I always used harnesses until the trainer at obedience class poo-pooed them. He said they're OK if they were pulling a sled, which is true. Dolly used to pull a lot, but since using a half choke she is really good. At class if dogs are pulling he recommends you stop and walk round in a circle (I know that will probably look weird in the middle of the street) but it works as it breaks their momentum.


----------



## Tecstar

In the Gwen Bailey book she recommends standing still if they pull. It teaches them that pulling gets them nowhere.
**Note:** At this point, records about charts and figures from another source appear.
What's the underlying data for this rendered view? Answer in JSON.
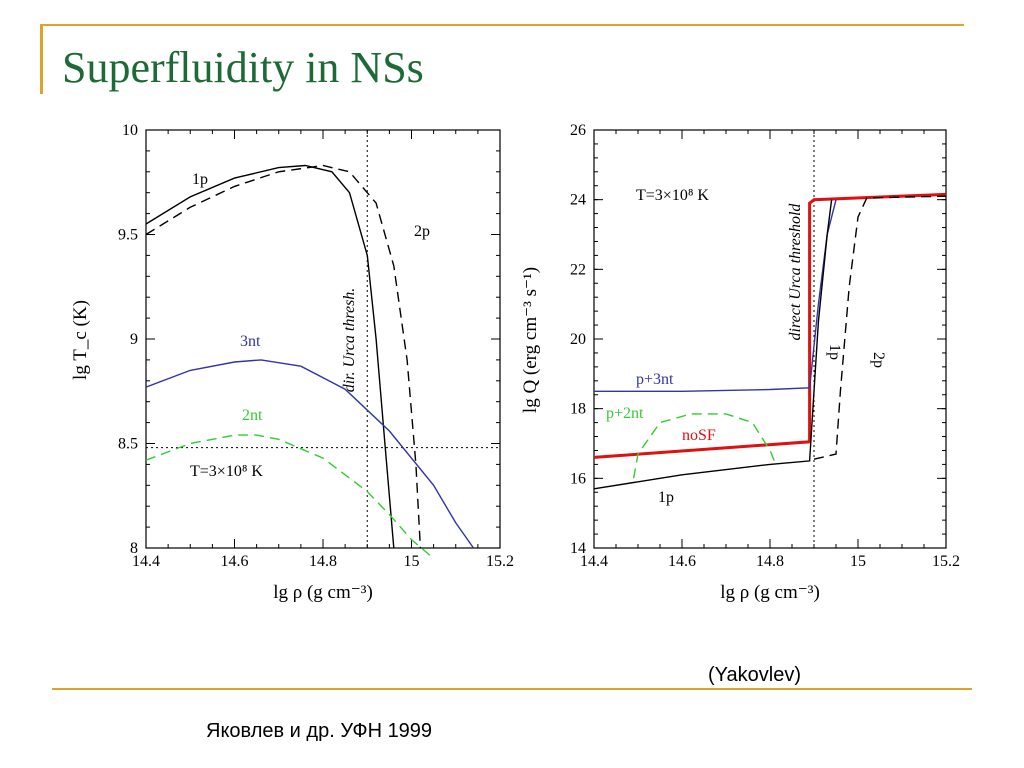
{
  "slide": {
    "title": "Superfluidity in NSs",
    "credit": "(Yakovlev)",
    "reference": "Яковлев и др. УФН 1999"
  },
  "colors": {
    "accent": "#e0a32a",
    "title": "#1e6a37",
    "blue": "#3333aa",
    "green": "#33cc33",
    "red": "#dd1111"
  },
  "chart_data": [
    {
      "type": "line",
      "xlabel": "lg ρ (g cm⁻³)",
      "ylabel": "lg T_c (K)",
      "xlim": [
        14.4,
        15.2
      ],
      "ylim": [
        8,
        10
      ],
      "xticks": [
        "14.4",
        "14.6",
        "14.8",
        "15",
        "15.2"
      ],
      "yticks": [
        "8",
        "8.5",
        "9",
        "9.5",
        "10"
      ],
      "annotations": {
        "temperature": "T=3×10⁸ K",
        "threshold": "dir. Urca thresh."
      },
      "threshold_x": 14.9,
      "hline_y": 8.48,
      "series": [
        {
          "name": "1p",
          "style": "solid",
          "color": "#000000",
          "x": [
            14.4,
            14.5,
            14.6,
            14.7,
            14.76,
            14.82,
            14.86,
            14.9,
            14.92,
            14.94,
            14.96
          ],
          "y": [
            9.55,
            9.68,
            9.77,
            9.82,
            9.83,
            9.8,
            9.7,
            9.4,
            9.0,
            8.5,
            8.0
          ]
        },
        {
          "name": "2p",
          "style": "dashed",
          "color": "#000000",
          "x": [
            14.4,
            14.5,
            14.6,
            14.7,
            14.8,
            14.86,
            14.92,
            14.96,
            14.99,
            15.01,
            15.02
          ],
          "y": [
            9.5,
            9.63,
            9.73,
            9.8,
            9.83,
            9.8,
            9.65,
            9.35,
            8.9,
            8.4,
            8.0
          ]
        },
        {
          "name": "3nt",
          "style": "solid",
          "color": "#3333aa",
          "x": [
            14.4,
            14.5,
            14.6,
            14.66,
            14.75,
            14.85,
            14.95,
            15.05,
            15.1,
            15.14
          ],
          "y": [
            8.77,
            8.85,
            8.89,
            8.9,
            8.87,
            8.76,
            8.56,
            8.3,
            8.12,
            8.0
          ]
        },
        {
          "name": "2nt",
          "style": "dashed",
          "color": "#33cc33",
          "x": [
            14.4,
            14.5,
            14.6,
            14.65,
            14.7,
            14.8,
            14.9,
            14.95,
            15.0,
            15.05
          ],
          "y": [
            8.42,
            8.5,
            8.54,
            8.54,
            8.52,
            8.43,
            8.27,
            8.16,
            8.04,
            7.95
          ]
        }
      ]
    },
    {
      "type": "line",
      "xlabel": "lg ρ (g cm⁻³)",
      "ylabel": "lg Q (erg cm⁻³ s⁻¹)",
      "xlim": [
        14.4,
        15.2
      ],
      "ylim": [
        14,
        26
      ],
      "xticks": [
        "14.4",
        "14.6",
        "14.8",
        "15",
        "15.2"
      ],
      "yticks": [
        "14",
        "16",
        "18",
        "20",
        "22",
        "24",
        "26"
      ],
      "annotations": {
        "temperature": "T=3×10⁸ K",
        "threshold": "direct Urca threshold"
      },
      "threshold_x": 14.9,
      "series": [
        {
          "name": "noSF",
          "style": "solid",
          "color": "#dd1111",
          "x": [
            14.4,
            14.89,
            14.89,
            14.9,
            15.2
          ],
          "y": [
            16.6,
            17.05,
            23.9,
            24.0,
            24.15
          ]
        },
        {
          "name": "p+3nt",
          "style": "solid",
          "color": "#3333aa",
          "x": [
            14.4,
            14.6,
            14.8,
            14.89,
            14.91,
            14.93,
            14.95
          ],
          "y": [
            18.5,
            18.5,
            18.55,
            18.6,
            21.0,
            23.0,
            24.0
          ]
        },
        {
          "name": "p+2nt",
          "style": "dashed",
          "color": "#33cc33",
          "x": [
            14.49,
            14.5,
            14.55,
            14.62,
            14.7,
            14.76,
            14.8,
            14.81
          ],
          "y": [
            16.0,
            16.7,
            17.6,
            17.85,
            17.85,
            17.6,
            16.8,
            16.5
          ]
        },
        {
          "name": "1p",
          "style": "solid",
          "color": "#000000",
          "x": [
            14.4,
            14.6,
            14.8,
            14.89,
            14.91,
            14.93,
            14.94
          ],
          "y": [
            15.7,
            16.1,
            16.4,
            16.5,
            20.5,
            23.0,
            24.0
          ]
        },
        {
          "name": "2p",
          "style": "dashed",
          "color": "#000000",
          "x": [
            14.9,
            14.95,
            14.96,
            14.98,
            15.0,
            15.02,
            15.2
          ],
          "y": [
            16.55,
            16.7,
            18.5,
            21.5,
            23.5,
            24.05,
            24.1
          ]
        }
      ]
    }
  ]
}
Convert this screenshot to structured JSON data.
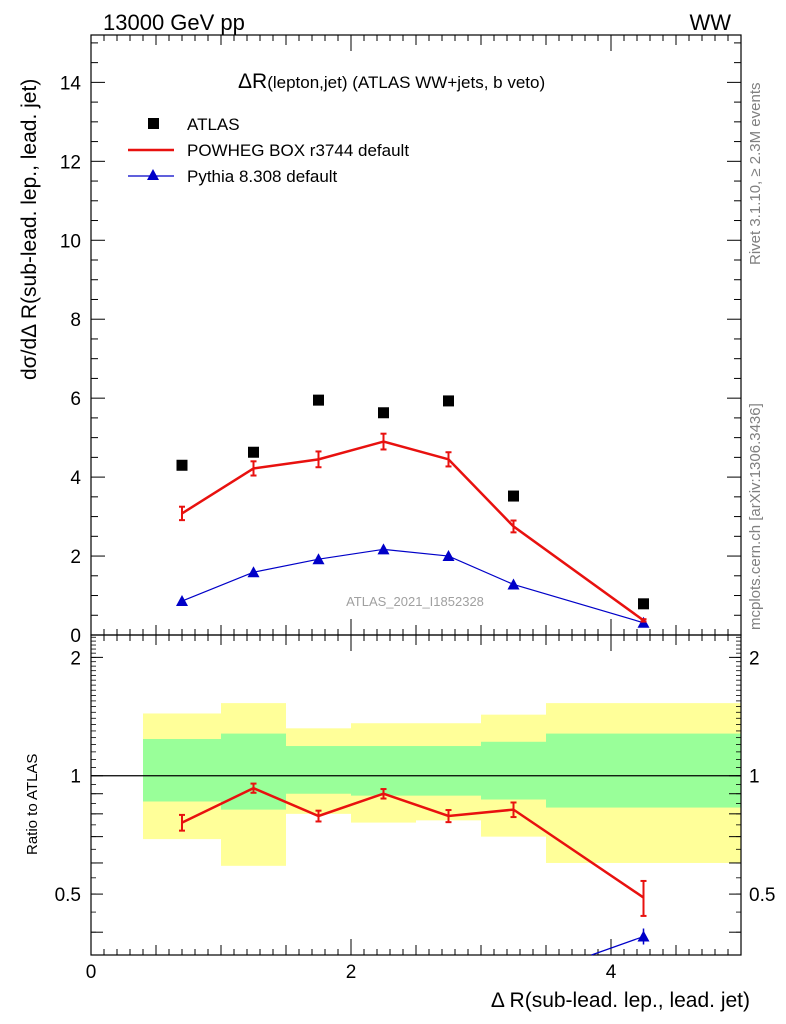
{
  "header": {
    "left": "13000 GeV pp",
    "right": "WW"
  },
  "side_labels": {
    "top": "Rivet 3.1.10, ≥ 2.3M events",
    "bottom": "mcplots.cern.ch [arXiv:1306.3436]"
  },
  "chart_data": {
    "type": "line",
    "title_main": "ΔR",
    "title_sub": "(lepton,jet)",
    "title_rest": " (ATLAS WW+jets, b veto)",
    "watermark": "ATLAS_2021_I1852328",
    "xlabel": "Δ R(sub-lead. lep., lead. jet)",
    "ylabel": "dσ/dΔ R(sub-lead. lep., lead. jet)",
    "ratio_ylabel": "Ratio to ATLAS",
    "xlim": [
      0,
      5
    ],
    "ylim": [
      0,
      15.2
    ],
    "ratio_ylim": [
      0.35,
      2.28
    ],
    "x_ticks": [
      0,
      2,
      4
    ],
    "y_ticks": [
      0,
      2,
      4,
      6,
      8,
      10,
      12,
      14
    ],
    "ratio_ticks": [
      0.5,
      1,
      2
    ],
    "ratio_tick_labels": [
      "0.5",
      "1",
      "2"
    ],
    "bins": [
      0.4,
      1.0,
      1.5,
      2.0,
      2.5,
      3.0,
      3.5,
      5.0
    ],
    "x": [
      0.7,
      1.25,
      1.75,
      2.25,
      2.75,
      3.25,
      4.25
    ],
    "legend": [
      {
        "label": "ATLAS",
        "color": "#000000",
        "marker": "square"
      },
      {
        "label": "POWHEG BOX r3744 default",
        "color": "#e8110f",
        "marker": "line"
      },
      {
        "label": "Pythia 8.308 default",
        "color": "#0000c8",
        "marker": "triangle"
      }
    ],
    "series": [
      {
        "name": "ATLAS",
        "values": [
          4.3,
          4.63,
          5.95,
          5.63,
          5.93,
          3.52,
          0.79
        ]
      },
      {
        "name": "POWHEG BOX r3744 default",
        "values": [
          3.08,
          4.22,
          4.45,
          4.9,
          4.45,
          2.75,
          0.37
        ],
        "errors": [
          0.17,
          0.18,
          0.2,
          0.2,
          0.18,
          0.15,
          0.03
        ]
      },
      {
        "name": "Pythia 8.308 default",
        "values": [
          0.86,
          1.59,
          1.92,
          2.17,
          2.0,
          1.28,
          0.31
        ]
      }
    ],
    "ratio": {
      "reference": 1,
      "powheg": [
        0.76,
        0.93,
        0.79,
        0.9,
        0.79,
        0.82,
        0.49
      ],
      "powheg_errors": [
        0.035,
        0.025,
        0.025,
        0.025,
        0.028,
        0.035,
        0.05
      ],
      "pythia_last": 0.39,
      "band_green": [
        [
          0.86,
          1.24
        ],
        [
          0.82,
          1.28
        ],
        [
          0.9,
          1.19
        ],
        [
          0.89,
          1.19
        ],
        [
          0.89,
          1.19
        ],
        [
          0.87,
          1.22
        ],
        [
          0.83,
          1.28
        ]
      ],
      "band_yellow": [
        [
          0.69,
          1.44
        ],
        [
          0.59,
          1.53
        ],
        [
          0.8,
          1.32
        ],
        [
          0.76,
          1.36
        ],
        [
          0.77,
          1.36
        ],
        [
          0.7,
          1.43
        ],
        [
          0.6,
          1.53
        ]
      ]
    }
  }
}
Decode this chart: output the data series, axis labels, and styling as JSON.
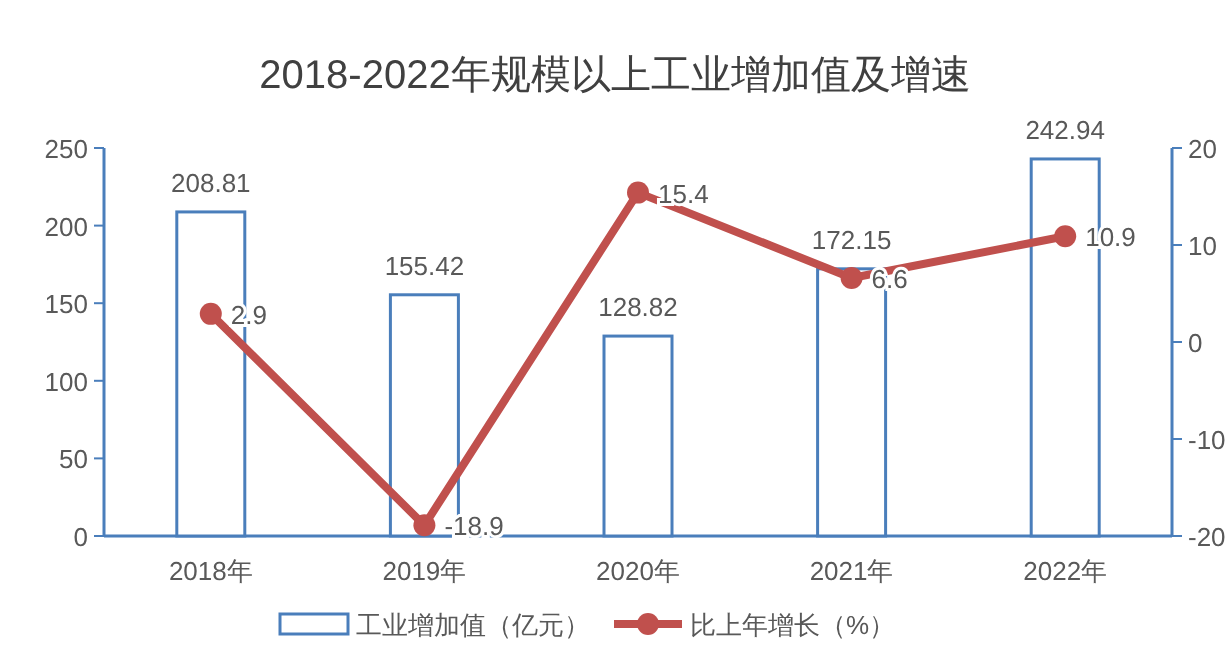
{
  "chart_data": {
    "type": "bar",
    "title": "2018-2022年规模以上工业增加值及增速",
    "categories": [
      "2018年",
      "2019年",
      "2020年",
      "2021年",
      "2022年"
    ],
    "series": [
      {
        "name": "工业增加值（亿元）",
        "color": "#4a7ebb",
        "values": [
          208.81,
          155.42,
          128.82,
          172.15,
          242.94
        ]
      },
      {
        "name": "比上年增长（%）",
        "type": "line",
        "axis": "y2",
        "color": "#c0504d",
        "values": [
          2.9,
          -18.9,
          15.4,
          6.6,
          10.9
        ]
      }
    ],
    "ylim": [
      0,
      250
    ],
    "yticks": [
      0,
      50,
      100,
      150,
      200,
      250
    ],
    "y2lim": [
      -20,
      20
    ],
    "y2ticks": [
      -20,
      -10,
      0,
      10,
      20
    ],
    "data_labels": true,
    "legend": "bottom",
    "marker": "circle",
    "grid": false
  }
}
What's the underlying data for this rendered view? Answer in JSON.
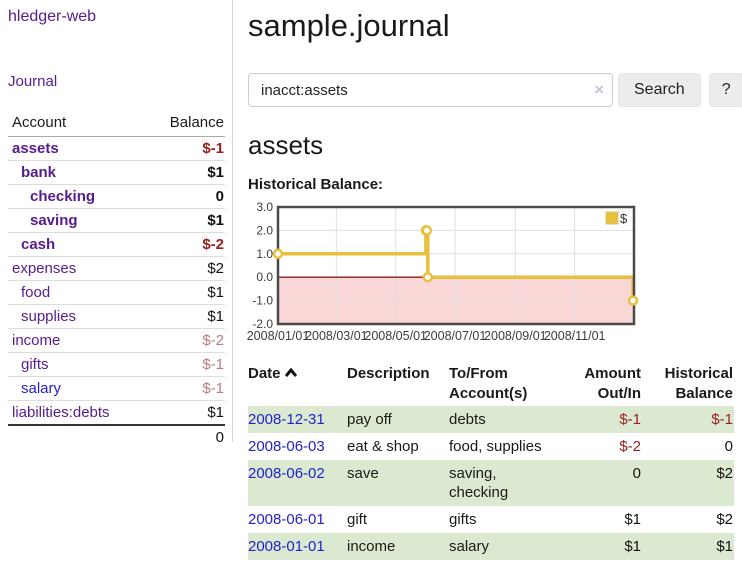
{
  "sidebar": {
    "brand": "hledger-web",
    "journal_link": "Journal",
    "accounts_table": {
      "account_header": "Account",
      "balance_header": "Balance",
      "rows": [
        {
          "name": "assets",
          "indent": 1,
          "bold": true,
          "balance": "$-1",
          "balance_color": "negative",
          "link_color": "purple"
        },
        {
          "name": "bank",
          "indent": 2,
          "bold": true,
          "balance": "$1",
          "balance_color": "normal",
          "link_color": "purple"
        },
        {
          "name": "checking",
          "indent": 3,
          "bold": true,
          "balance": "0",
          "balance_color": "normal",
          "link_color": "purple"
        },
        {
          "name": "saving",
          "indent": 3,
          "bold": true,
          "balance": "$1",
          "balance_color": "normal",
          "link_color": "purple"
        },
        {
          "name": "cash",
          "indent": 2,
          "bold": true,
          "balance": "$-2",
          "balance_color": "negative",
          "link_color": "purple"
        },
        {
          "name": "expenses",
          "indent": 1,
          "bold": false,
          "balance": "$2",
          "balance_color": "normal",
          "link_color": "purple"
        },
        {
          "name": "food",
          "indent": 2,
          "bold": false,
          "balance": "$1",
          "balance_color": "normal",
          "link_color": "purple"
        },
        {
          "name": "supplies",
          "indent": 2,
          "bold": false,
          "balance": "$1",
          "balance_color": "normal",
          "link_color": "purple"
        },
        {
          "name": "income",
          "indent": 1,
          "bold": false,
          "balance": "$-2",
          "balance_color": "faded-negative",
          "link_color": "purple"
        },
        {
          "name": "gifts",
          "indent": 2,
          "bold": false,
          "balance": "$-1",
          "balance_color": "faded-negative",
          "link_color": "purple"
        },
        {
          "name": "salary",
          "indent": 2,
          "bold": false,
          "balance": "$-1",
          "balance_color": "faded-negative",
          "link_color": "blue"
        },
        {
          "name": "liabilities:debts",
          "indent": 1,
          "bold": false,
          "balance": "$1",
          "balance_color": "normal",
          "link_color": "purple"
        }
      ],
      "total": "0"
    }
  },
  "header": {
    "title": "sample.journal"
  },
  "search": {
    "value": "inacct:assets",
    "clear_icon": "×",
    "button_label": "Search",
    "help_label": "?"
  },
  "account_page": {
    "heading": "assets",
    "chart_label": "Historical Balance:"
  },
  "chart_data": {
    "type": "line",
    "step": true,
    "title": "Historical Balance",
    "series": [
      {
        "name": "$",
        "color": "#e9bf3e",
        "points": [
          [
            "2008-01-01",
            1
          ],
          [
            "2008-06-01",
            2
          ],
          [
            "2008-06-02",
            2
          ],
          [
            "2008-06-03",
            0
          ],
          [
            "2008-12-31",
            -1
          ]
        ]
      }
    ],
    "x_range": [
      "2008-01-01",
      "2009-01-01"
    ],
    "x_ticks": [
      {
        "label": "2008/01/01",
        "date": "2008-01-01"
      },
      {
        "label": "2008/03/01",
        "date": "2008-03-01"
      },
      {
        "label": "2008/05/01",
        "date": "2008-05-01"
      },
      {
        "label": "2008/07/01",
        "date": "2008-07-01"
      },
      {
        "label": "2008/09/01",
        "date": "2008-09-01"
      },
      {
        "label": "2008/11/01",
        "date": "2008-11-01"
      }
    ],
    "ylim": [
      -2,
      3
    ],
    "y_ticks": [
      {
        "label": "3.0",
        "value": 3
      },
      {
        "label": "2.0",
        "value": 2
      },
      {
        "label": "1.0",
        "value": 1
      },
      {
        "label": "0.0",
        "value": 0
      },
      {
        "label": "-1.0",
        "value": -1
      },
      {
        "label": "-2.0",
        "value": -2
      }
    ],
    "legend": {
      "label": "$",
      "position": "top-right"
    },
    "grid": true,
    "negative_region_fill": "#f9d7d7",
    "zero_line_color": "#8b1a1a",
    "plot_border_color": "#4a4a4a",
    "grid_color": "#e0e0e0"
  },
  "register_table": {
    "headers": {
      "date": "Date",
      "description": "Description",
      "tofrom": "To/From\nAccount(s)",
      "amount": "Amount\nOut/In",
      "balance": "Historical\nBalance"
    },
    "rows": [
      {
        "date": "2008-12-31",
        "description": "pay off",
        "tofrom": "debts",
        "amount": "$-1",
        "amount_color": "negative",
        "balance": "$-1",
        "balance_color": "negative"
      },
      {
        "date": "2008-06-03",
        "description": "eat & shop",
        "tofrom": "food, supplies",
        "amount": "$-2",
        "amount_color": "negative",
        "balance": "0",
        "balance_color": "normal"
      },
      {
        "date": "2008-06-02",
        "description": "save",
        "tofrom": "saving, checking",
        "amount": "0",
        "amount_color": "normal",
        "balance": "$2",
        "balance_color": "normal"
      },
      {
        "date": "2008-06-01",
        "description": "gift",
        "tofrom": "gifts",
        "amount": "$1",
        "amount_color": "normal",
        "balance": "$2",
        "balance_color": "normal"
      },
      {
        "date": "2008-01-01",
        "description": "income",
        "tofrom": "salary",
        "amount": "$1",
        "amount_color": "normal",
        "balance": "$1",
        "balance_color": "normal"
      }
    ]
  }
}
Sent from my iPad using Tapatalk


----------



## DB1

I was recommended a half choke at puppy classes and used one till he was about a year and realised it was making no difference at all!!(I thought he would be worse on his normal collar but he wasn't). 
I didn't find the standing still worked for us as Dudley would sit down when he realised I had stopped, so it was - pull - stop - sit - go - pull etc etc! The turning around and walking the other way works much better with him, but that also looks really silly and you have to not be desperate to get anywhere in particular, works really well though, you don't say anything until they walk nicely then give lots of praise.


----------



## dio.ren

We got the Easy Walk Harness today for Molly and it's amazing. At one point I was like is she beside me It has made a change that I noticed immediately!! I highly recommend it for pulling dogs for sure! It's kind of expensive but so was her buddy belt and it seems really durable.

I am going to buy another one just in case they stop making them


----------



## Lottierachel

I still love my easy walk harness. I need to get a new one as Tilly managed to get her teeth on her current one and has nearly chewed through it! 

She walks out in front of me half the time and by my side for the rest.

The only annoying thing about it is that the chest strap does come looser after walking for a while, it doesn't stop it walking though and I just tighten it up each time we go out.

Overall, a definite 9 out of 10. Glad Molly likes hers too  

X


----------



## SamRinde

I have and use the harness you linked. It is a bit big for Frankie (he is still a puppy, so he'll grow into it, I'm sure). He walks very well with it on. I've also done a bit of walk training with him so he knows more or less to be at my side when we walk. He is still a pup, so he smells/puts in mouth almost everything we come across, but he doesn't pull with that harness on. When it's just his collar, sometimes he pulls and gets over-excited or something, but it rarely, if ever, happens with that harness.


----------